The Norfolk (VA) Public School Board commissioned an independent study of the District’s Open Campus / Magic Johnson Bridgescape Program. The report, conducted by Old Dominion University’s Darden College of Education, and the Center for Educational Partnerships determined that “overall the program is a success.”
Below are key findings from the Formative Evaluation of the Norfolk Public Schools’ Open Campus High School Program:
- The Norfolk Public Schools’ Open Campus High School (OCHS) program is intended to assist school drop-outs and overage-for-grade students earn a regular high school diploma in an alternative setting.
- OCHS offers two half-day sessions per day, during which students primarily participate in the Magic Johnson Bridgescape program, which provides computer-mediated and small group instruction. The Norfolk program is unique among its counterparts nationally in that the Bridgescape programs in other cities do not serve overage-for-grade students.
- The program provides a caring and supportive environment for students.
- Over 90% of students reported that they like attending OCHS, respect their teachers, and believe that their teachers care about them.
- The program was clearly most successful in serving students who were fairly close to achieving graduation at the time they dropped out of school. The students were also more motivated to engage in the program as evidenced by higher lesson completion rates.
- The core program model is responsive to the needs of the students being served.
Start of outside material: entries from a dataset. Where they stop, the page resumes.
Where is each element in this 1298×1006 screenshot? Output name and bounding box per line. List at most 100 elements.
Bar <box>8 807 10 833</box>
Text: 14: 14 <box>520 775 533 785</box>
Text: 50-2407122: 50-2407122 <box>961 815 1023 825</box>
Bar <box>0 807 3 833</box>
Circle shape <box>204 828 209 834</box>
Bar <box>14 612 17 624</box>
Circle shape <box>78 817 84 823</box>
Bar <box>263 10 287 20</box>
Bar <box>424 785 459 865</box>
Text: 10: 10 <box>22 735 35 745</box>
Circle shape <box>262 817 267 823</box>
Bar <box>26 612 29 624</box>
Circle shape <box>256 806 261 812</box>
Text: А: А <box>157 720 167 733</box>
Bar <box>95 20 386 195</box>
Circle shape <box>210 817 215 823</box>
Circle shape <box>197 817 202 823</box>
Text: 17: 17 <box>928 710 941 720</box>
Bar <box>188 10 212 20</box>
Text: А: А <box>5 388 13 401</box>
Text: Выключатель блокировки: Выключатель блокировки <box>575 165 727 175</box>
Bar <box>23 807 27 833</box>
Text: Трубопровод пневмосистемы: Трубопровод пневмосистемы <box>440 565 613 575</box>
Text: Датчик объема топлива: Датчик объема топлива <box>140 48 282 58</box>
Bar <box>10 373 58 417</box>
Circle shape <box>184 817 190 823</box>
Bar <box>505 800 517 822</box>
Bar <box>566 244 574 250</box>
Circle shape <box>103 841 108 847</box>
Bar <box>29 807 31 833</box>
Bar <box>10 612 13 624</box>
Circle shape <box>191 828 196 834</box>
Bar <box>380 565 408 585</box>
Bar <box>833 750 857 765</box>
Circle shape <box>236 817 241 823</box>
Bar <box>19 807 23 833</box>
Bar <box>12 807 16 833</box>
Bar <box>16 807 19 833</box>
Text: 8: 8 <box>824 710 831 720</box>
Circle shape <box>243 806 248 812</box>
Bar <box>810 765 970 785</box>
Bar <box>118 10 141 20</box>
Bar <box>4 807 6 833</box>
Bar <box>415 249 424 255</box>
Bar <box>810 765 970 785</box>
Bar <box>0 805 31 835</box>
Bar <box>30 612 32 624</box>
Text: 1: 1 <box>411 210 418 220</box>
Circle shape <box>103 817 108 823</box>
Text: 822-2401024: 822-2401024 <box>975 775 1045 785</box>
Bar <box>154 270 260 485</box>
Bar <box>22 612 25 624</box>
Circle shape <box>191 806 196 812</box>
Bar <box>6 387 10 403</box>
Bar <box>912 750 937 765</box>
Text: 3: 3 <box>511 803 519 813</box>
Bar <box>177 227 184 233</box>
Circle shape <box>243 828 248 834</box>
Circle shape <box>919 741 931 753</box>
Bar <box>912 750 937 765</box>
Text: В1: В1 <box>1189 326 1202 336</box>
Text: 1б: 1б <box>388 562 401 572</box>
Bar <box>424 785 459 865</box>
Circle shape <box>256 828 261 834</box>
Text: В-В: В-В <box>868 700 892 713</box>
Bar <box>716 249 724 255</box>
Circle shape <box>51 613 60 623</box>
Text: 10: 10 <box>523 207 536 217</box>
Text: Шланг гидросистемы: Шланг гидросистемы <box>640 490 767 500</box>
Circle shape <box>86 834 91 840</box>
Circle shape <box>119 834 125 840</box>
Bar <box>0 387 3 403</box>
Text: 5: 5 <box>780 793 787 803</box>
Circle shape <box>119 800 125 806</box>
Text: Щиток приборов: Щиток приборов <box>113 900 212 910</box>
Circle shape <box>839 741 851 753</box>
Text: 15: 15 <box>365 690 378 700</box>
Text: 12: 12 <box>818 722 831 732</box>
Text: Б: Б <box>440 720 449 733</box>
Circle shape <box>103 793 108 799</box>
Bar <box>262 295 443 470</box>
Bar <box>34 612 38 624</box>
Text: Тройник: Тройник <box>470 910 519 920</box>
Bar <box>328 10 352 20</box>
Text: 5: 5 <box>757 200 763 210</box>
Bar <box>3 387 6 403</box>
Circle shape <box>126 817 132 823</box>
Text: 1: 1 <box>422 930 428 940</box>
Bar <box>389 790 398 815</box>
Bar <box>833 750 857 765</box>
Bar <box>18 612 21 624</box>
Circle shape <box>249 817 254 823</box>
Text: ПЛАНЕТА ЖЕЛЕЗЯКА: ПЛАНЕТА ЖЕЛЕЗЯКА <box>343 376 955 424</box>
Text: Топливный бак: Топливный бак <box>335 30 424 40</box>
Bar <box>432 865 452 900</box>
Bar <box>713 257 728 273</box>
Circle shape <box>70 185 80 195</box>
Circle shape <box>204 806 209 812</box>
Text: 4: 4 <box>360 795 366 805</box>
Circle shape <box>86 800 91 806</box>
- Students were motivated to enroll in the program for a number of reasons.
- They clearly desired a regular high school diploma versus other alternatives such as a GED.
- They strongly valued being able to work at their own pace, getting 1:1 assistance from teachers, flexible scheduling, and being able to see their own progress.
- Students mentioned community-based recruitment, program publicity on local news, and family encouragement as factors that influenced their decision to enroll.
- Individualization of learning and program structure provided important and effective supports for students. Self-pacing, intensive academic support from teachers, scaffolded curricula, careful progress monitoring, and selective curricular focus were identified as effective strategies for individualizing learning.
- Helpful structural elements included flexible scheduling, a small environment, and provision of wrap-around services. Students exhibited positive self-expectations, including a strong expectation that they could indeed graduate and positive and realistic perceptions of their own progress in the program.